We have examined Methvin v. Fidelity, 129 Cal. 251, 61 Pac. 1112, Tibbits v. Mutual, 159 Ind. 671, 65 N. E. 1033, and Bryan v. National, 21 R. I. 149, 42 Atl. 513, and find the facts therein to be somewhat different from those involved in' this action; but, so far as the legal principles announced are in conflict with our views herein expressed, we are unable to follow them.

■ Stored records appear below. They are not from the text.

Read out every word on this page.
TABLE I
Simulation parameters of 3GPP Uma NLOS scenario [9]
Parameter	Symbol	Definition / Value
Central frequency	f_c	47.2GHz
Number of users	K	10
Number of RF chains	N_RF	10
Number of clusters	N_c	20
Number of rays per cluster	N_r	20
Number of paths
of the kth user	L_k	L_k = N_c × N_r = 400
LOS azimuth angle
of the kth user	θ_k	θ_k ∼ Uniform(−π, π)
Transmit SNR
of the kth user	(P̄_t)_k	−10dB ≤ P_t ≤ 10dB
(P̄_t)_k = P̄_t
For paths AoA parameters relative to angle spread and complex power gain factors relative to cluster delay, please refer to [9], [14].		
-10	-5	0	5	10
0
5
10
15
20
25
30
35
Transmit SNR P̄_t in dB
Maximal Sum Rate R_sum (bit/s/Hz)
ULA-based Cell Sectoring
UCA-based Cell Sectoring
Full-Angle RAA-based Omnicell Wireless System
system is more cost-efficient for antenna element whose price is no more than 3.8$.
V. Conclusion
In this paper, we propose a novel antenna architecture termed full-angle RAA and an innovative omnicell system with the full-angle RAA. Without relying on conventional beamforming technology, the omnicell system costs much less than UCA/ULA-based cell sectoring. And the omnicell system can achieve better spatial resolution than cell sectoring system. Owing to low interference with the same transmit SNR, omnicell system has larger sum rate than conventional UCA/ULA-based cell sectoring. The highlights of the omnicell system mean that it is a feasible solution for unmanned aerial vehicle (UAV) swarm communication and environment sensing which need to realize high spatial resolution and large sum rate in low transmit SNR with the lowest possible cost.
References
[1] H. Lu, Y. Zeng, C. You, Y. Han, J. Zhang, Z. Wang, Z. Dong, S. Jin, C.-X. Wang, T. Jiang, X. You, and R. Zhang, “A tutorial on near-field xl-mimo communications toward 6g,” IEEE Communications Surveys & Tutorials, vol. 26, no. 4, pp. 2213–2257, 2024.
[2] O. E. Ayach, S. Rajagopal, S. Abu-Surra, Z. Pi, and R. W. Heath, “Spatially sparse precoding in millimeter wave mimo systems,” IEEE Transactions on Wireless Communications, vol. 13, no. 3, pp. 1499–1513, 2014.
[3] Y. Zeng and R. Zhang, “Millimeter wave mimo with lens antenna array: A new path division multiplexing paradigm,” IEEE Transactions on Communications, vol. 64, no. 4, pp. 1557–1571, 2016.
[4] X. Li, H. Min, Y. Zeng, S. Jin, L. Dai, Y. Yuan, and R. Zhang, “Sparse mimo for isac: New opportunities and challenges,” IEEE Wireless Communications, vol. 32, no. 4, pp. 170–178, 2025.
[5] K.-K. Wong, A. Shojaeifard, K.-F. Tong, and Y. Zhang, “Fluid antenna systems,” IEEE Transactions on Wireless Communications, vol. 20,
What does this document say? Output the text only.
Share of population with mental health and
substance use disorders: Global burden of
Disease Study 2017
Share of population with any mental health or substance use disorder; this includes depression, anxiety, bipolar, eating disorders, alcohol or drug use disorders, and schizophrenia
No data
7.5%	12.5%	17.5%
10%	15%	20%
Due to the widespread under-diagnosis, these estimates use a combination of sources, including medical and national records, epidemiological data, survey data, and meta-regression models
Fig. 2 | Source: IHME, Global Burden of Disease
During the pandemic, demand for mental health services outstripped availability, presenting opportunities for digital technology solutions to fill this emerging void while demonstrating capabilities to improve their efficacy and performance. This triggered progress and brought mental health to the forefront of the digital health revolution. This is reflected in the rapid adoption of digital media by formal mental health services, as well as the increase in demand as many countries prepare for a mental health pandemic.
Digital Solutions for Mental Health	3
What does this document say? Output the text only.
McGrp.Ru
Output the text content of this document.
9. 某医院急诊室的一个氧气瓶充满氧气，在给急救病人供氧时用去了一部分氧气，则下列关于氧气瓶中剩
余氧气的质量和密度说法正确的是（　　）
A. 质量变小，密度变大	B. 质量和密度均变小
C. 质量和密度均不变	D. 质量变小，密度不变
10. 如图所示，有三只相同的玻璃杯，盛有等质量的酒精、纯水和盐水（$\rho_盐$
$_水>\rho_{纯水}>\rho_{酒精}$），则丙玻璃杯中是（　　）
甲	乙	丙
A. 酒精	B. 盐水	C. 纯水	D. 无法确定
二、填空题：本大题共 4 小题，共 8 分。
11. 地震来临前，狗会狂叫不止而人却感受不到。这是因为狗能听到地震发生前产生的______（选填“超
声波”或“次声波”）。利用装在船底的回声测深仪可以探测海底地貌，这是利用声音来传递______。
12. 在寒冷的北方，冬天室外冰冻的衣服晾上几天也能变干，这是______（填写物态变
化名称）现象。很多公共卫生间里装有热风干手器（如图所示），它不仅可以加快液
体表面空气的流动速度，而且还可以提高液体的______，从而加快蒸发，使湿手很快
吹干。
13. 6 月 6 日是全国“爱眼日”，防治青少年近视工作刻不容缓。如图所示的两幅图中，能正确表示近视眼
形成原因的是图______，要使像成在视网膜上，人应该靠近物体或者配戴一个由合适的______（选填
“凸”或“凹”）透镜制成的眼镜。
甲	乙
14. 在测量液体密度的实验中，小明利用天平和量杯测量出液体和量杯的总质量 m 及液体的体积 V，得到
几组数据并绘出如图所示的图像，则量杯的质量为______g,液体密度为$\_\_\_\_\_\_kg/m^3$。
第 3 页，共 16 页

Judgment reversed, and judgment ordered for plaintiff.






Dissenting Opinion

BROWN, J.

(dissenting).

I am unable to concur with my brethren in this case. The intention of the parties, as expressed by their written contract, should prevail, though the result be to deprive plaintiff of his right of recovery. Fairly construed, it seems clear that the parties intended the policy to become operative and in force as of its date, though the first premium was not paid for sixteen days subsequent to that date. So construed, it had expired at the date of 'the insured’s death. The confusion likely to result from the decision may well be imagined. Thousands of life insurance policies heretofore issued will become wholly indefinite and uncertain as to the time when they will lapse for nonpayment of premiums, and give rise to controversies as to the date of actual delivery —a condition, if the contract in this case is a fair guide, the parties intended to guard against.